My purpose here is to illumine the issues germane to "just war" theory -- not to advocate its adoption. The criteria traditionally advanced by the just war theory divide into two groups: the first delineating the conditions under which it is legitimate to make war; the second specifying the kinds of actions that may legitimately be employed.
Heading the first group is the criterion of "last resort": all other means of reconciling a conflict must be exhausted before armed conflict can be morally legitimized. Generally speaking, most Americans are genuinely prepared to accept this criterion as standard practice.
Second, in order to be just, a war must be explicitly declared by a competent authority. The requirement means that a nation state has to announce that it has exhausted other means of seeking redress and is targeting a specific opponent. This keeps the process -- or would if it were taken as binding -- from treachery and deceit. It requires war -- in a certain profound sense -- to be honorable.
Third, a war can be morally just only if it has "a reasonable chance of success." That sounds crudely opportunistic, as though a war can be justified only if it can be won. But there is a profound truth at stake.
Certainly it is irrational to engage in war if it cannot possibly attain the objectives for which it is professed to be fought. If one went to war only to prove some macho self-image, or to be a hero, or to embrace martyrdom, the ethical stance would be quite different from that in just-war teaching. War undertaken for such reasons would be an instrument of self- will, or group will, but not a means of achieving meaningful social consequences.
This criterion has been given a good deal of attention in the atomic age. How can push-button atomic war possibly have a reasonable chance of success? If deterrence doesn't work, are we then to blow up an enemy as a kind of punitive retaliation for starting something? Punitive retaliation by itself would be an insufficient ground for a just war.
Fourth, in order for war to be just it must be undertaken with the right intensions; it must seek to correct some wrong or achieve some protection for righteousness and order. This criterion allows some taking of risks for the sake of results, elevating the calculative prudentiality of reasonable success to a good faith effort that can be made in the face of odds. What it rules out is war to express vindictive anger, to purge feelings of hostility, or to parade prowess.

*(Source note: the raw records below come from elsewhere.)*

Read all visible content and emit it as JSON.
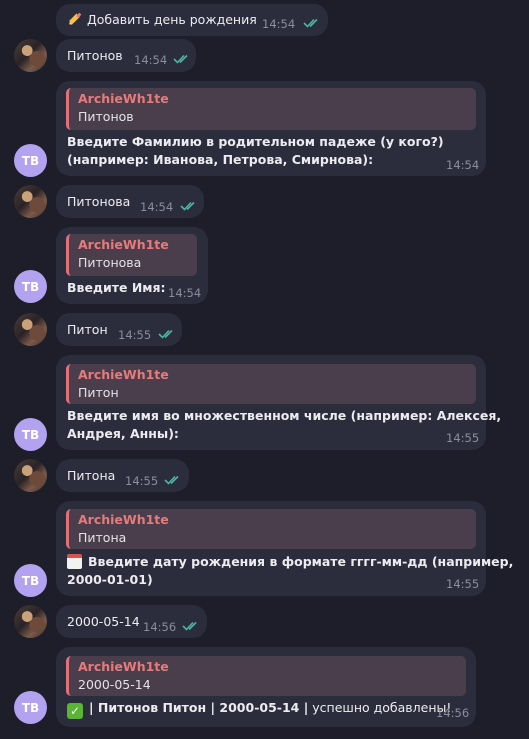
{
  "colors": {
    "background": "#1e1e2a",
    "bubble": "#2c2d3c",
    "quote_name": "#e87a7a",
    "check": "#4fb3a0",
    "avatar_tv": "#b3a2f0"
  },
  "avatar_initials": "ТВ",
  "messages": [
    {
      "text": "Добавить день рождения",
      "time": "14:54",
      "icon": "pencil-icon"
    },
    {
      "text": "Питонов",
      "time": "14:54"
    },
    {
      "quote_name": "ArchieWh1te",
      "quote_text": "Питонов",
      "line1": "Введите Фамилию в родительном падеже (у кого?)",
      "line2": "(например: Иванова, Петрова, Смирнова):",
      "time": "14:54"
    },
    {
      "text": "Питонова",
      "time": "14:54"
    },
    {
      "quote_name": "ArchieWh1te",
      "quote_text": "Питонова",
      "line1": "Введите Имя:",
      "time": "14:54"
    },
    {
      "text": "Питон",
      "time": "14:55"
    },
    {
      "quote_name": "ArchieWh1te",
      "quote_text": "Питон",
      "line1": "Введите имя во множественном числе (например: Алексея,",
      "line2": "Андрея, Анны):",
      "time": "14:55"
    },
    {
      "text": "Питона",
      "time": "14:55"
    },
    {
      "quote_name": "ArchieWh1te",
      "quote_text": "Питона",
      "line1": "Введите дату рождения в формате гггг-мм-дд (например,",
      "line2": "2000-01-01)",
      "time": "14:55",
      "icon": "calendar-icon"
    },
    {
      "text": "2000-05-14",
      "time": "14:56"
    },
    {
      "quote_name": "ArchieWh1te",
      "quote_text": "2000-05-14",
      "line1_bold": "| Питонов Питон | 2000-05-14 |",
      "line1_rest": " успешно добавлены!",
      "time": "14:56",
      "icon": "check-mark-icon"
    }
  ]
}
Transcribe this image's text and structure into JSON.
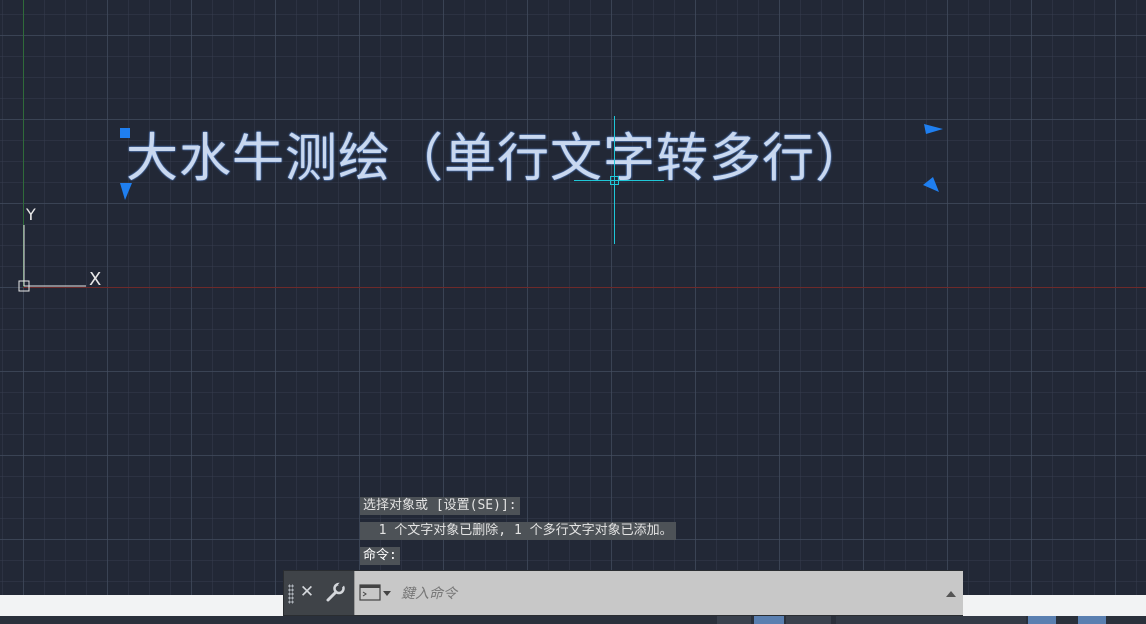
{
  "drawing": {
    "text_entity": "大水牛测绘（单行文字转多行）",
    "ucs": {
      "y_label": "Y",
      "x_label": "X"
    }
  },
  "command_history": [
    "选择对象或 [设置(SE)]:",
    "  1 个文字对象已删除, 1 个多行文字对象已添加。",
    "命令:"
  ],
  "command_line": {
    "placeholder": "鍵入命令",
    "close_icon": "close-icon",
    "customize_icon": "wrench-icon",
    "prompt_icon": "command-prompt-icon"
  },
  "colors": {
    "canvas_bg": "#222836",
    "grip_blue": "#1f7ff0",
    "crosshair": "#1fc7d8",
    "text": "#c9d8ef"
  }
}
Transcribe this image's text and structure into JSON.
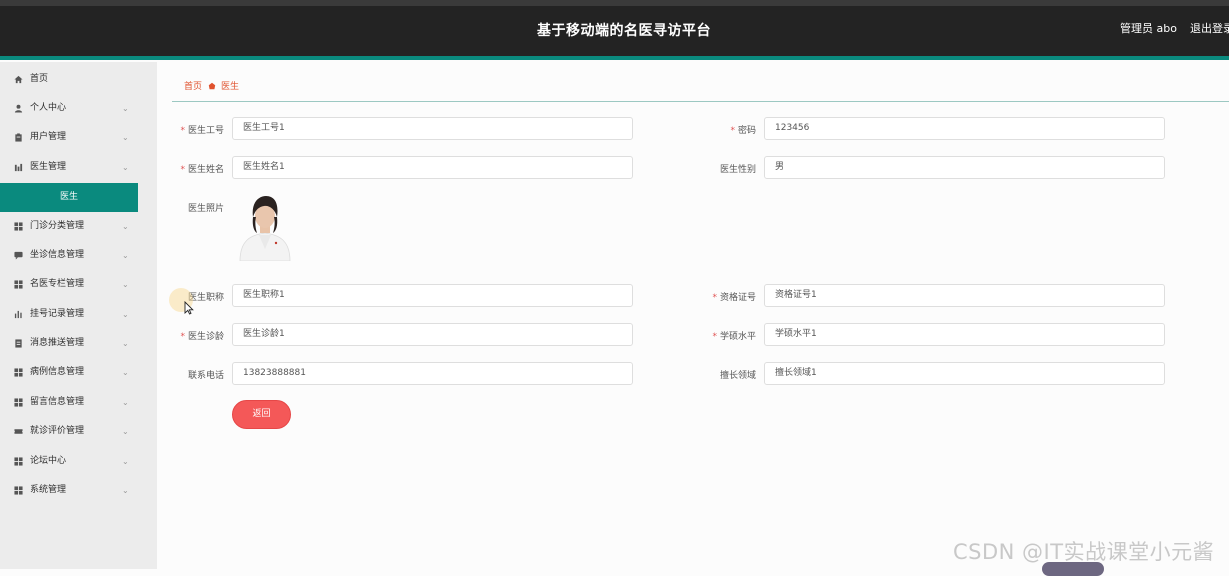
{
  "header": {
    "title": "基于移动端的名医寻访平台",
    "user": "管理员 abo",
    "logout": "退出登录"
  },
  "sidebar": {
    "items": [
      {
        "label": "首页",
        "icon": "home-icon",
        "chevron": false
      },
      {
        "label": "个人中心",
        "icon": "person-icon",
        "chevron": true
      },
      {
        "label": "用户管理",
        "icon": "clipboard-icon",
        "chevron": true
      },
      {
        "label": "医生管理",
        "icon": "chart-icon",
        "chevron": true
      },
      {
        "label": "门诊分类管理",
        "icon": "grid-icon",
        "chevron": true
      },
      {
        "label": "坐诊信息管理",
        "icon": "chat-icon",
        "chevron": true
      },
      {
        "label": "名医专栏管理",
        "icon": "grid-icon",
        "chevron": true
      },
      {
        "label": "挂号记录管理",
        "icon": "bars-icon",
        "chevron": true
      },
      {
        "label": "消息推送管理",
        "icon": "document-icon",
        "chevron": true
      },
      {
        "label": "病例信息管理",
        "icon": "grid-icon",
        "chevron": true
      },
      {
        "label": "留言信息管理",
        "icon": "grid-icon",
        "chevron": true
      },
      {
        "label": "就诊评价管理",
        "icon": "ticket-icon",
        "chevron": true
      },
      {
        "label": "论坛中心",
        "icon": "grid-icon",
        "chevron": true
      },
      {
        "label": "系统管理",
        "icon": "grid-icon",
        "chevron": true
      }
    ],
    "active_sub": "医生",
    "chevron_glyph": "⌄"
  },
  "breadcrumb": {
    "home": "首页",
    "current": "医生"
  },
  "form": {
    "doctor_id": {
      "label": "医生工号",
      "value": "医生工号1",
      "required": true
    },
    "password": {
      "label": "密码",
      "value": "123456",
      "required": true
    },
    "doctor_name": {
      "label": "医生姓名",
      "value": "医生姓名1",
      "required": true
    },
    "gender": {
      "label": "医生性别",
      "value": "男",
      "required": false
    },
    "photo": {
      "label": "医生照片"
    },
    "title": {
      "label": "医生职称",
      "value": "医生职称1",
      "required": false
    },
    "cert_no": {
      "label": "资格证号",
      "value": "资格证号1",
      "required": true
    },
    "years": {
      "label": "医生诊龄",
      "value": "医生诊龄1",
      "required": true
    },
    "degree": {
      "label": "学硕水平",
      "value": "学硕水平1",
      "required": true
    },
    "phone": {
      "label": "联系电话",
      "value": "13823888881",
      "required": false
    },
    "specialty": {
      "label": "擅长领域",
      "value": "擅长领域1",
      "required": false
    }
  },
  "buttons": {
    "back": "返回"
  },
  "watermark": "CSDN @IT实战课堂小元酱",
  "colors": {
    "header_bg": "#232323",
    "accent_teal": "#0a8a7e",
    "breadcrumb": "#e0522e",
    "back_button": "#f45858",
    "required_star": "#e05454"
  }
}
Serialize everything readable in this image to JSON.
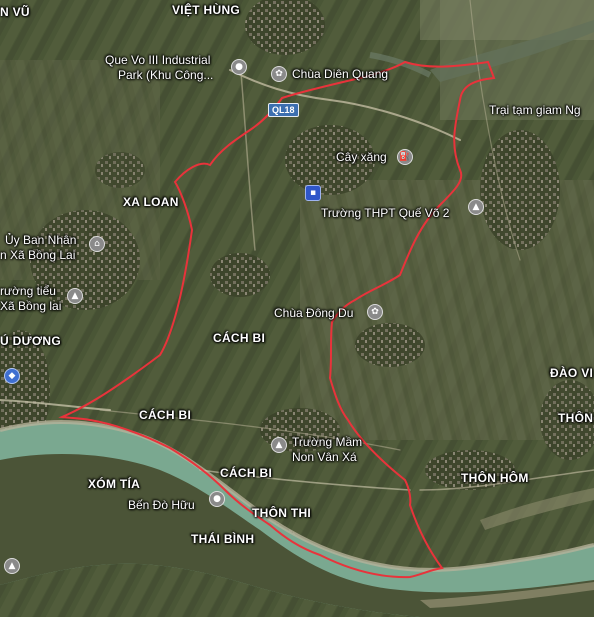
{
  "colors": {
    "boundary": "#e8333b",
    "river": "#7aa890",
    "river_edge": "#b5b19a",
    "poi_pin": "#8a8a8a",
    "transit_pin": "#2f56c9",
    "road_shield": "#3c6fb0"
  },
  "road_shield": "QL18",
  "labels": {
    "viet_hung": "VIỆT HÙNG",
    "an_vu": "N VŨ",
    "industrial_park_l1": "Que Vo III Industrial",
    "industrial_park_l2": "Park (Khu Công...",
    "chua_dien_quang": "Chùa Diên Quang",
    "trai_tam_giam": "Trại tạm giam Ng",
    "cay_xang": "Cây xăng",
    "truong_thpt": "Trường THPT Quế Võ 2",
    "xa_loan": "XA LOAN",
    "ubnd_l1": "Ủy Ban Nhân",
    "ubnd_l2": "n Xã Bồng Lai",
    "truong_tieu_l1": "rường tiểu",
    "truong_tieu_l2": "Xã Bồng lai",
    "u_duong": "Ú DƯƠNG",
    "chua_dong_du": "Chùa Đông Du",
    "cach_bi_1": "CÁCH BI",
    "cach_bi_2": "CÁCH BI",
    "cach_bi_3": "CÁCH BI",
    "dao_vien": "ĐÀO VI",
    "thon_right": "THÔN",
    "mam_non_l1": "Trường Mầm",
    "mam_non_l2": "Non Vân Xá",
    "thon_hom": "THÔN HÔM",
    "xom_tia": "XÓM TÍA",
    "ben_do_huu": "Bến Đò Hữu",
    "thon_thi": "THÔN THI",
    "thai_binh": "THÁI BÌNH"
  },
  "icons": {
    "industrial": "map-pin-icon",
    "temple": "buddhist-temple-icon",
    "gas": "gas-station-icon",
    "school": "school-cap-icon",
    "government": "government-building-icon",
    "bus": "bus-stop-icon",
    "shopping": "shopping-bag-icon"
  }
}
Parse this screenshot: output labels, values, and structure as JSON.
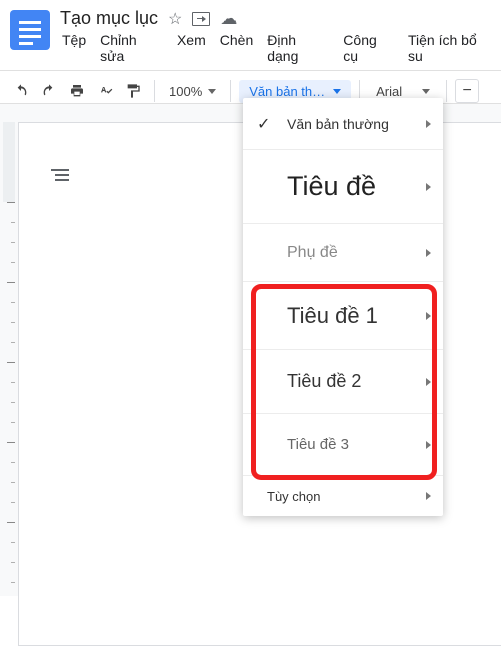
{
  "header": {
    "doc_title": "Tạo mục lục"
  },
  "menu": {
    "file": "Tệp",
    "edit": "Chỉnh sửa",
    "view": "Xem",
    "insert": "Chèn",
    "format": "Định dạng",
    "tools": "Công cụ",
    "extensions": "Tiện ích bổ su"
  },
  "toolbar": {
    "zoom": "100%",
    "style_label": "Văn bản th…",
    "font": "Arial",
    "minus": "−"
  },
  "dropdown": {
    "normal": "Văn bản thường",
    "title": "Tiêu đề",
    "subtitle": "Phụ đề",
    "h1": "Tiêu đề 1",
    "h2": "Tiêu đề 2",
    "h3": "Tiêu đề 3",
    "options": "Tùy chọn"
  }
}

A hypothetical response to the [recent] hostage situation in iran shows how these criteria would restrain certain kinds of action. Suppose in the first flush of dismay and anger over the taking of the hostages we had begun saturation bombing of Tehran. Such an action would have failed the tests of just war: it would not have been a last resort; it would not have been done as a result of an explicit declaration of intent; it would not have succeeded in solving the hostage problem, because the hostages would have been destroyed in the process. It would have been more a venting of national fury.
Just-war teaching applies other criteria to a conflict after it begins.
he first of these is something called the principle of proportionality. Actions taken in war must be commensurate with their consequences. You don't keep your neighbor from borrowing your wheelbarrow by shooting off his arms. Just as one is not justified in going to war unless there is some chance of accomplishing social and political objectives, so one is not justified, once war has begun, in using strategies that are utterly disproportionate in destructive consequences to one's strategic aims.
This principle is quite understandable when applied to wartime strategies. it is more complex when applied to means of deterrence which, if used, would be as disastrous to the user as to the enemy. It may be we are using for deterrence threats to employ weapons that cannot possibly pass the test of proportionality. In doing so, we may be saying we have no intention of taking just-war criteria seriously, or we may simply be hoping the bluff will work.
The final criterion of just war is the recognition of the immunity of noncombatants. This criterion appears increasingly problematic in view of modern weaponry. How can it be applied under conditions of saturation bombing? Would it have any significance at all in an atomic conflagration?
Perhaps the just-war criteria postulate a world that does not exist. If so -- if the international arena is truly a jungle of secrecy, willful malfeasance, and brutal drives -- the criteria may be quaintly irrelevant. But then also is the expectation that anyone will r egard anyone else as worthy of respect, trust , or honor.